5. Make your email CTA fully-responsive
As we said above, users are now more likely to browse emails using their mobile phones. Thus, having a fully-responsive email design is essential these days.
Before sending your emails to subscribers, check if they look well-designed and are adequately displayed on all devices. Is your email CTA visible? Does it fit in every screen size? Do images load quickly?
A great strategy would be acting the other way around. You put your best efforts into developing and improving the mobile version and then get down to the desktop version. Even though, if you decide to buy one of the email newsletter templates, they’ll be adapted automatically.
And don’t forget that there are specific CTAs for smartphone browsing. Along with the common email CTAs, you can include such buttons as “Request a Call” or “Call Me Back.”
6. Test your CTA
A small change in your email CTA can make a big difference. You might not expect higher CTR (click-through rates) as a result of moving your CTA above the fold or changing the color, but it happens all the time. That’s why it’s necessary to test your CTA.
You can test every aspect of your email CTA. From its placement to copy, you can test different aspects and let your audience’s response decide what’s best.
Of course, you want to test only one thing at a time, or you won’t know which change makes a difference. For instance, if you want to test your CTA copy, one group of subscribers will receive an email with “Shop Now” as the CTA copy, while the other group will get an email with “Shop our Spring Collection” as the CTA copy.
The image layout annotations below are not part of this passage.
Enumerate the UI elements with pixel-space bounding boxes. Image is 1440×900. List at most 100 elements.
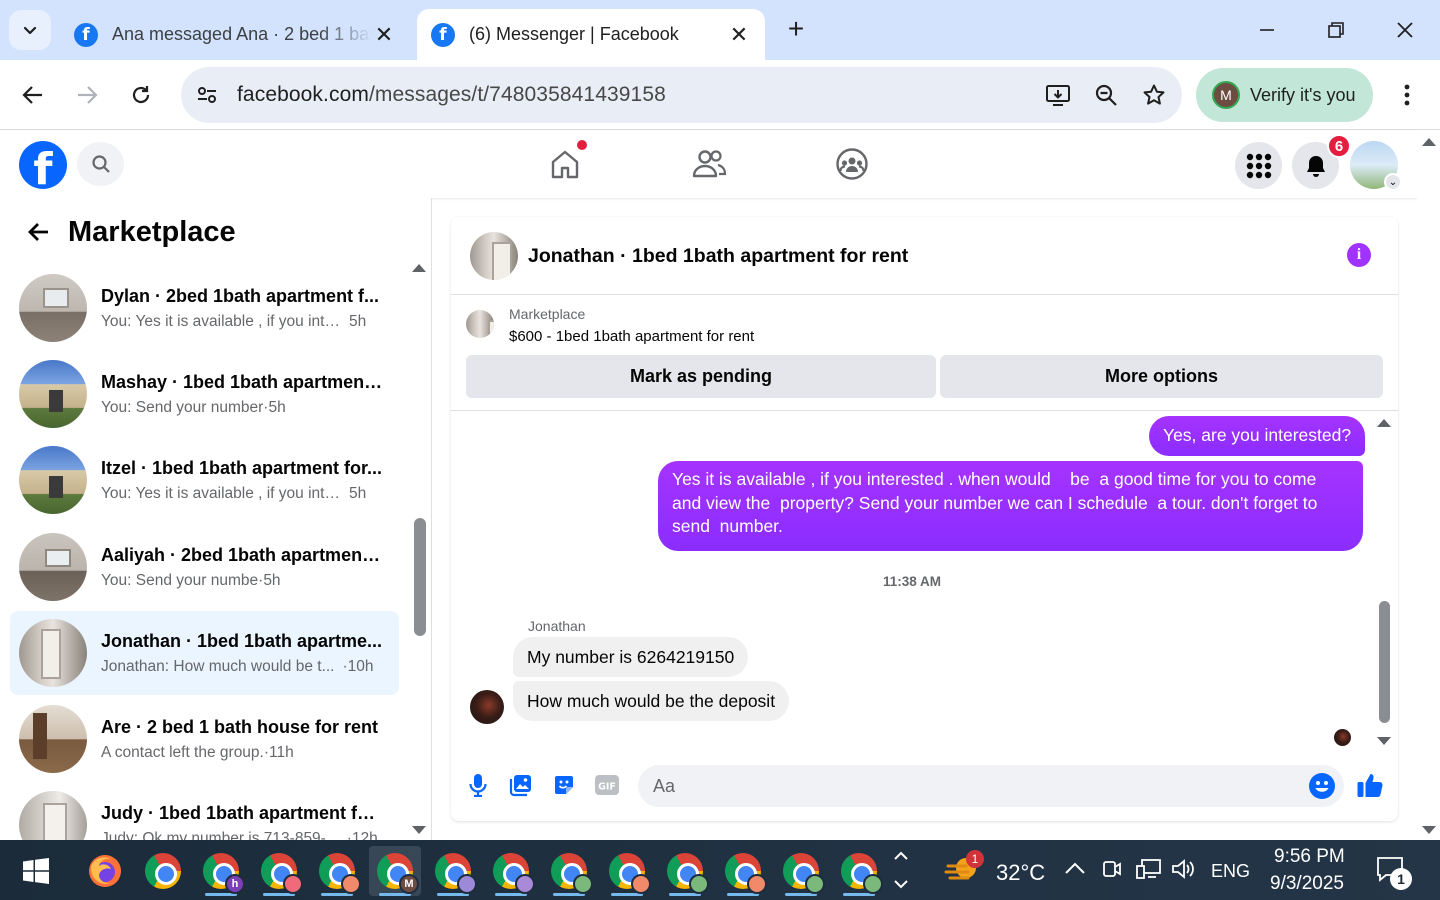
- chat-panel: Jonathan · 1bed 1bath apartment for rent…: [451, 217, 1398, 821]
- scroll-up-arrow-icon[interactable]: [1422, 138, 1436, 146]
- chat-scrollbar[interactable]: [1376, 415, 1392, 747]
- verify-identity-chip[interactable]: M Verify it's you: [1196, 68, 1373, 122]
- facebook-search-button[interactable]: [77, 142, 124, 186]
- chat-title[interactable]: Jonathan · 1bed 1bath apartment for rent: [528, 245, 908, 268]
- browser-tab-inactive[interactable]: f Ana messaged Ana · 2 bed 1 bath ✕: [60, 9, 410, 60]
- friends-nav-button[interactable]: [689, 144, 729, 184]
- weather-widget-icon[interactable]: 1: [944, 850, 986, 888]
- tab-search-button[interactable]: [9, 10, 51, 50]
- show-hidden-icons-button[interactable]: [1063, 858, 1087, 883]
- restore-button[interactable]: [1316, 14, 1356, 46]
- chrome-profile-app[interactable]: [253, 846, 305, 896]
- zoom-icon[interactable]: [1086, 75, 1126, 115]
- chat-listing-avatar[interactable]: [470, 232, 518, 280]
- bookmark-star-icon[interactable]: [1134, 75, 1174, 115]
- send-like-button[interactable]: [1355, 770, 1385, 800]
- taskbar-overflow-scroller[interactable]: [890, 846, 912, 896]
- conversation-item-aaliyah[interactable]: Aaliyah · 2bed 1bath apartment... You: S…: [10, 525, 399, 609]
- new-tab-button[interactable]: +: [780, 14, 812, 46]
- scroll-down-arrow-icon[interactable]: [1422, 826, 1436, 834]
- forward-button[interactable]: [68, 76, 106, 114]
- weather-temperature[interactable]: 32°C: [996, 860, 1045, 886]
- meet-now-icon[interactable]: [1101, 858, 1123, 885]
- close-tab-icon[interactable]: ✕: [727, 22, 751, 48]
- notifications-button[interactable]: 6: [1292, 134, 1351, 189]
- profile-avatar-button[interactable]: ⌄: [1350, 141, 1402, 191]
- incoming-message[interactable]: How much would be the deposit: [513, 681, 790, 721]
- groups-icon: [836, 148, 868, 180]
- conversation-item-judy[interactable]: Judy · 1bed 1bath apartment for... Judy:…: [10, 783, 399, 840]
- attach-media-button[interactable]: [506, 770, 536, 800]
- gif-icon: GIF: [595, 775, 619, 795]
- scroll-down-arrow-icon[interactable]: [1377, 737, 1391, 745]
- reload-button[interactable]: [122, 76, 160, 114]
- back-button[interactable]: [14, 76, 52, 114]
- conversation-item-are[interactable]: Are · 2 bed 1 bath house for rent A cont…: [10, 697, 399, 781]
- chrome-profile-app[interactable]: [427, 846, 479, 896]
- scroll-down-arrow-icon[interactable]: [412, 826, 426, 834]
- volume-icon[interactable]: [1171, 858, 1197, 885]
- listing-thumbnail: [466, 310, 494, 338]
- outgoing-message[interactable]: Yes, are you interested?: [1149, 416, 1366, 456]
- chrome-profile-app[interactable]: h: [195, 846, 247, 896]
- friends-icon: [692, 150, 727, 178]
- back-to-chats-button[interactable]: [18, 212, 58, 252]
- message-composer: GIF Aa: [451, 757, 1398, 817]
- site-info-icon[interactable]: [189, 77, 225, 113]
- home-notification-dot: [577, 140, 587, 150]
- conversation-item-dylan[interactable]: Dylan · 2bed 1bath apartment f... You: Y…: [10, 266, 399, 350]
- facebook-logo[interactable]: f: [19, 141, 67, 189]
- conversation-item-jonathan[interactable]: Jonathan · 1bed 1bath apartme... Jonatha…: [10, 611, 399, 695]
- minimize-button[interactable]: [1247, 14, 1287, 46]
- chrome-profile-app[interactable]: [833, 846, 885, 896]
- conversation-item-mashay[interactable]: Mashay · 1bed 1bath apartment... You: Se…: [10, 352, 399, 436]
- chrome-icon: [841, 853, 883, 894]
- browser-tab-active[interactable]: f (6) Messenger | Facebook ✕: [417, 9, 765, 60]
- menu-button[interactable]: [1235, 142, 1282, 189]
- listing-price[interactable]: $600 - 1bed 1bath apartment for rent: [509, 328, 754, 345]
- chrome-profile-app[interactable]: [601, 846, 653, 896]
- chrome-profile-app[interactable]: [485, 846, 537, 896]
- groups-nav-button[interactable]: [832, 144, 872, 184]
- chrome-profile-app[interactable]: [717, 846, 769, 896]
- scrollbar-thumb[interactable]: [1379, 601, 1390, 723]
- firefox-app[interactable]: [79, 846, 131, 896]
- chrome-profile-app[interactable]: [659, 846, 711, 896]
- outgoing-message[interactable]: Yes it is available , if you interested …: [658, 461, 1363, 551]
- scroll-up-arrow-icon[interactable]: [412, 264, 426, 272]
- info-icon[interactable]: i: [1347, 243, 1371, 267]
- start-button[interactable]: [10, 846, 62, 896]
- mark-as-pending-button[interactable]: Mark as pending: [466, 355, 936, 398]
- sticker-button[interactable]: [549, 770, 579, 800]
- emoji-icon[interactable]: [1308, 772, 1336, 800]
- chrome-profile-app-active[interactable]: M: [369, 846, 421, 896]
- gif-button[interactable]: GIF: [592, 770, 622, 800]
- voice-clip-button[interactable]: [463, 770, 493, 800]
- chrome-app[interactable]: [137, 846, 189, 896]
- chrome-profile-app[interactable]: [543, 846, 595, 896]
- incoming-message[interactable]: My number is 6264219150: [513, 637, 749, 677]
- conversation-item-itzel[interactable]: Itzel · 1bed 1bath apartment for... You:…: [10, 438, 399, 522]
- url-text[interactable]: facebook.com/messages/t/748035841439158: [237, 83, 1038, 107]
- page-scrollbar[interactable]: [1417, 130, 1440, 840]
- chrome-icon: [609, 853, 651, 894]
- notification-center-button[interactable]: 1: [1376, 856, 1416, 890]
- network-icon[interactable]: [1136, 858, 1162, 885]
- home-nav-button[interactable]: [545, 140, 587, 184]
- close-tab-icon[interactable]: ✕: [372, 22, 396, 48]
- more-options-button[interactable]: More options: [940, 355, 1383, 398]
- chrome-profile-app[interactable]: [311, 846, 363, 896]
- address-bar[interactable]: facebook.com/messages/t/748035841439158: [181, 67, 1182, 123]
- browser-menu-button[interactable]: [1392, 76, 1422, 114]
- clock[interactable]: 9:56 PM 9/3/2025: [1262, 846, 1367, 894]
- scroll-up-arrow-icon[interactable]: [1377, 419, 1391, 427]
- facebook-header: f 6 ⌄: [0, 130, 1417, 198]
- chrome-profile-app[interactable]: [775, 846, 827, 896]
- close-window-button[interactable]: [1385, 14, 1425, 46]
- input-language[interactable]: ENG: [1211, 861, 1250, 882]
- install-app-icon[interactable]: [1038, 75, 1078, 115]
- scrollbar-thumb[interactable]: [414, 518, 426, 636]
- conversation-list-scrollbar[interactable]: [411, 258, 427, 838]
- sender-avatar[interactable]: [470, 690, 504, 724]
- message-input[interactable]: Aa: [638, 765, 1344, 807]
The test only focuses on one thing: the text.
Then, you use the data to make your best choice.
The bottom line
How you craft your email CTA directly affects how effective your email marketing campaign will be.
To create a good email CTA, use language relevant to your brand and the action you want your subscribers to take. Besides, use actionable words and be direct. Just don’t leave your subscribers questioning what to do next. Command them, but do that in a non-standoffish way.
Once you have mastered how to write email CTA phrases that spur your subscribers to action, your email campaigns will drive much more revenue as well as pave the way for sustainable growth.